Conclusions In consecutive patients undergoing percutaneous LM intervention, PES may perform closely to SES both in terms of angiographic and long-term clinical outcome.
Routine drug-eluting stent (DES) implantation, by reducing the need for target vessel revascularization (TVR) and angiographic restenosis, has been recently proposed as the preferred strategy in poor surgical candidates undergoing percutaneous left main coronary artery (LM) intervention (1–3).
The longest average follow-up available for this treatment is currently one year, and whether sirolimus-eluting stent (SES) or paclitaxel-eluting stent (PES) is performing better in these patients is unknown (1–3).
Similarly, even for more conventional lesions, the differential safety and efficacy profile of these two DES options is largely debated (4–8). When taken together, current evidence possibly suggests that in more complex lesion/patient subsets, SES performs better and more safely than PES (4–7,9).
The percutaneous management of LM lesions is a challenging intervention, where bifurcated vessels, extensive wall calcification, and poor hemodynamic tolerance often coexist during treatment.

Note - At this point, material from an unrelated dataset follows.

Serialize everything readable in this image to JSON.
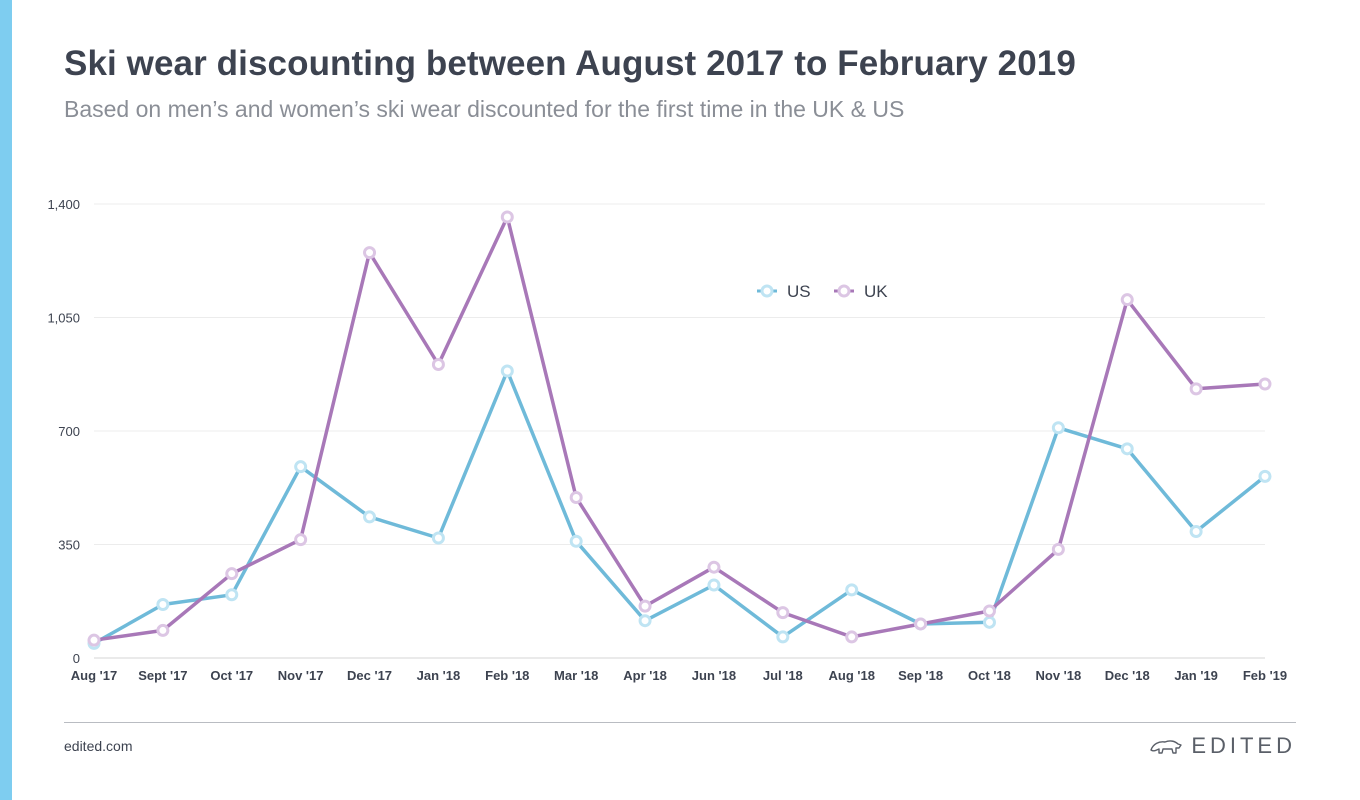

The purpose of the present study was to investigate, in a high-risk subset of patients undergoing revascularization in a tertiary referral center, the differential long-term impact of SES compared with PES in terms of clinical and angiographic outcome. Intravascular ultrasound analysis has also been carried out at follow-up to quantity neointimal hyperplasia volume.
Study design and patient population
Since April 16, 2002, SES (Cypher; Johnson & Johnson-Cordis, Warren, New Jersey) has been used as a default strategy for every PCI at our institution as part of the Rapamycin-Eluting Stent Evaluated at Rotterdam Cardiology Hospital (RESEARCH) registry. From the first quarter of 2003, PES (Taxus; Boston Scientific Corp., Natick, Massachusetts) became commercially available, replacing SES as the strategy of choice in every PCI, as part of the Taxus-Stent Evaluated at Rotterdam Cardiology Hospital (T-SEARCH) registry. As a policy, all elective patients presenting with significant (>50% by visual estimation) LM disease, referred to our institution for coronary revascularization, are evaluated both by interventional cardiologists and by cardiac surgeons, and the decision to opt for PCI or surgery is reached by consensus as previously described (1).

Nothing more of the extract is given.